- Associated Press - Friday, September 19, 2014

COLUMBUS, Ohio (AP) — When retail mogul Leslie Wexner peers at one of the Picassos, Dubuffets or Giacomettis in the personal art collection he and his wife Abigail are putting on public display for the first time this month, he feels a range of emotions that often include gratitude, defeat and exhilaration.

“I find it inspiring in a way - that tangible creativity you find in painting or performance,” says the philanthropist and chairman of L Brands who built brands that include Victoria’s Secret, Limited and Henri Bendel.

Other art lovers will get a rare opportunity to experience their own emotional responses to 60 paintings and sculptures, mostly from the 20th century, that the Wexners own. The art is being featured in an exhibit, “Transfigurations,” that opens Sunday at the Wexner Center for the Arts, on the campus of Ohio State University.

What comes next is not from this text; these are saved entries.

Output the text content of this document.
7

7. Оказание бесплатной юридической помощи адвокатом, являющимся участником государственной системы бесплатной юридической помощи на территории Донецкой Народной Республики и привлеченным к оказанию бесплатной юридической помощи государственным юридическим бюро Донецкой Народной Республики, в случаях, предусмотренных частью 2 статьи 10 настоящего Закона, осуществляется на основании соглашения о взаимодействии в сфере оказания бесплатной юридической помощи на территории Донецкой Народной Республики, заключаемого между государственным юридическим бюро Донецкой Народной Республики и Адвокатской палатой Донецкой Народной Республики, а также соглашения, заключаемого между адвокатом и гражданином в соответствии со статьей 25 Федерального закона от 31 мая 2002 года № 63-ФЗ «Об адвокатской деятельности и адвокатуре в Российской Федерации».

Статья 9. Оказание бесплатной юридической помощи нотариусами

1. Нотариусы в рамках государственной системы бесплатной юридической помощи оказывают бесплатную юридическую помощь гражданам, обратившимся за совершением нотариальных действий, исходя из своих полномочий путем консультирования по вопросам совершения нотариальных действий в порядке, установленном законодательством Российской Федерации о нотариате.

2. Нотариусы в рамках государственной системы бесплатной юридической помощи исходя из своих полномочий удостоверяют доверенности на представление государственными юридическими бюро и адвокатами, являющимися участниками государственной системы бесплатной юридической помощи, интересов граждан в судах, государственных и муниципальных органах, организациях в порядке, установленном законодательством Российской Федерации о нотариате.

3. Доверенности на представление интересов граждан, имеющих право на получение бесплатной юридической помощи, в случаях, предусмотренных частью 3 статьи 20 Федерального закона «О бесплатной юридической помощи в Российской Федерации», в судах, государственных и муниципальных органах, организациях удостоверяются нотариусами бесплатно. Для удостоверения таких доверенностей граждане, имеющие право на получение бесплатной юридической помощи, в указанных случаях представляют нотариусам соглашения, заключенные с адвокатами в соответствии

The collection is being displayed to mark the 25th anniversary the center named for Wexner’s father. The exhibit runs through Dec. 31.

After acquiring works of mid-20th century New York abstract expressionist artists, particularly Franz Kline, Mark Rothko and Willem de Kooning, Wexner gravitated toward the many periods of Pablo Picasso, the cubist and surrealist sculptor Alberto Giacometti and the often childlike abstractions of Jean Dubuffet. He’s also collected works by Edgar Degas and Susan Rothenberg.

“It was never intended to be a collection,” Abigail Wexner says. “Emotional appeal or admiration for the quality of the picture was what we responded to the most.” Her husband adds, “It began with, ’I like this drawing.’”

“Transfigurations” is curated by Robert Storr, a former senior curator at New York’s Museum of Modern Art who is now dean of the Yale University School of Art.

The Wexner Family Collection joins a recent trend from New York to Los Angeles of turning private collections into their own exhibits, says Inge Reist, director of the Frick Collection’s Center for the History of Collecting in New York.

The collections of the Clark Brothers and literary pioneer Gertrude Stein were shown at the Metropolitan Museum of Art in New York in 2006 and 2012, respectively. The Meyerhoff Collection was displayed at the National Gallery in Washington in 2009. Philanthropists Eli and Edythe Broad and the family of Wal-Mart founder Sam Walton have built new art museums in Los Angeles and Bentonville, Arkansas, respectively to house their collections.

Picasso expert Elizabeth Cowling says the exhibit will give spectators and scholars a rare opportunity to view many important pieces that haven’t been seen publicly in decades, if ever.

“It’s very exciting to think that these pictures are coming out in the open,” says Cowling, a professor emeritus at the University of Edinburgh in Scotland. She cites Picasso’s Seated nude woman of 1959 and his Mother and child on the shore of 1902, as examples.

Among other rarities is Nude in a Black Armchair, which Picasso painted in 1932. His granddaughter, art historian Diana Widmaier Picasso, says it’s one of her personal favorites, because it depicts her grandmother, Marie-Thérèse Walter.

“I had seen it at a Christy’s auction maybe about 10 or 15 years ago and loved it, but I didn’t know where it had gone,” she told The Associated Press. “I didn’t expect to see it ever again.” Wexner bought it for a reported $45.1 million in 1999.

Widmaier Picasso emphasized that, unlike some collectors whose art is made widely available to museums, the Wexners are private.

“Very few people - no one, has seen his collection,” she says. “He really did it for himself and for his family, so together with his wife, so it’s wonderful for the public to have this opportunity.”

She says knowing of a painting through a printed image in a book can’t compare to actually seeing it.

“That’s what collectors learn: You have to see it,” she says. “There’s nothing that replaces the experience of the work and having that firsthand.”

Les Wexner’s favorite is Picasso’s 1905 Boy in blue, a stark portrait on a plain background. “I see a strength, a kind of determination in his expression,” he says.

For Abigail Wexner, it’s Giacometti’s dog, one of a small group of animal figures the sculptor created in 1951. “Just that attitude is extraordinary,” she says.

The businessman says putting the works on view for the public is fitting: “We really feel that we’re just custodians, guardians of these pieces for a time. Humanity is really the owner.”